Vor unserer Abreise schrieb ich meinem unglücklichen Bruder ein letztes Abschiedswort, in das ich meine ganze Seele legte. Ich schrieb mit der leidenschaftlichen Wärme des Mitleids, das um jeden Preis retten möchte und sich allmächtig glaubt. Doch auch dieses war umsonst. Das Übel war zu mächtig geworden. Wir erhielten schlechte Nachrichten; ich fühlte mich außerstande, noch mehr zu tun und beschloß, meine Kraft nicht mehr für eine hoffnungslose Sache zu verwenden.
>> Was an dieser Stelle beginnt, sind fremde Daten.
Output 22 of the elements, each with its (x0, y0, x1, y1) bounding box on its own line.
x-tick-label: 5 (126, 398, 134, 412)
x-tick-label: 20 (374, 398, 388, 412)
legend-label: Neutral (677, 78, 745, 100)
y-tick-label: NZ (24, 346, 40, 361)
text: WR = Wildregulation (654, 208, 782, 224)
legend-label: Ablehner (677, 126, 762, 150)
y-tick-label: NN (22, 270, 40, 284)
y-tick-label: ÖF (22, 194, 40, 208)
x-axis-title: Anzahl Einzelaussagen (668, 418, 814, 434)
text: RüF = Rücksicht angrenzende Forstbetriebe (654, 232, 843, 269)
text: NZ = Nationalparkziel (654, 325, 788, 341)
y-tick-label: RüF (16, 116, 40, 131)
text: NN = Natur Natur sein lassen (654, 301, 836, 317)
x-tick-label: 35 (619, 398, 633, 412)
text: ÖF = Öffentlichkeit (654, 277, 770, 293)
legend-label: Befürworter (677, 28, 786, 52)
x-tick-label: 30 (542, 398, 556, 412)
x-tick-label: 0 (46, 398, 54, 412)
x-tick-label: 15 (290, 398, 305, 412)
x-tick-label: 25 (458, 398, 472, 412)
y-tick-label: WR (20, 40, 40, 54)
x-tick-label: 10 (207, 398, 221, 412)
Mein Bruder ging nach Amerika, wo er einige Zeit nachher starb.

Wir sahen den Rhein wieder und die schönen Landstriche des südlichen Deutschlands. Wir sahen den Vater und besuchten mit ihm alle Freunde an verschiedenen Orten. Endlich ließen wir uns in dem für die Mutter bezeichneten Badeort nieder, der mit der Wirksamkeit seiner Heilquellen die Schönheit der Umgebungen und die Eleganz einer Stadt verband. Da sollte ich endlich die sogenannte »große Welt«, die vornehme Gesellschaft kennen lernen, die dort aus allen Teilen der zivilisierten Welt zusammenströmte. Seit längerer Zeit hatte ich den großen Wunsch, mich dieser Gesellschaft zu nähern, von der ich mir ein sehr schönes Bild entworfen hatte. Es schien mir, als müsse die Berührung mit ihr meine Erziehung vollenden und mir die Freiheit des Geistes und des Benehmens geben, nach der ich seufzte. Die Gesellschaft unserer kleinen Residenz genügte mir nicht mehr. Ich hatte ein unbestimmtes Verlangen nach einer weiteren Sphäre. Einer sehr geistvollen Französin, die eine zeitlang Erzieherin der Prinzessinnen gewesen war, hatte ich einmal von diesem Verlangen gesprochen. Sie kannte die Pariser »große Welt« und antwortete mir darauf: »Fragen Sie die Sonne, die Sterne, den Frühling, die Blumen um das, was Ihnen fehlt; die ›große Welt‹ kann es Sie nicht lehren.«

Die Lehrer kannte ich sehr wohl! Sie waren die Vertrauten meiner geheimsten Gedanken; sie flüsterten mir Offenbarungen zu; ich hatte immer mit ihnen ein besonderes Leben geführt, von dem niemand etwas wußte. Aber ich hatte noch etwas anderes nötig: ein weiteres Feld des Denkens, eine größere Freiheit, und ich bildete mir ein, daß ich das in einer gebildeteren, verfeinerteren Gesellschaft, die von wichtigen und vielseitigen Interessen bewegt sei, so wie ich mir die Gesellschaft großer Städte dachte, finden würde.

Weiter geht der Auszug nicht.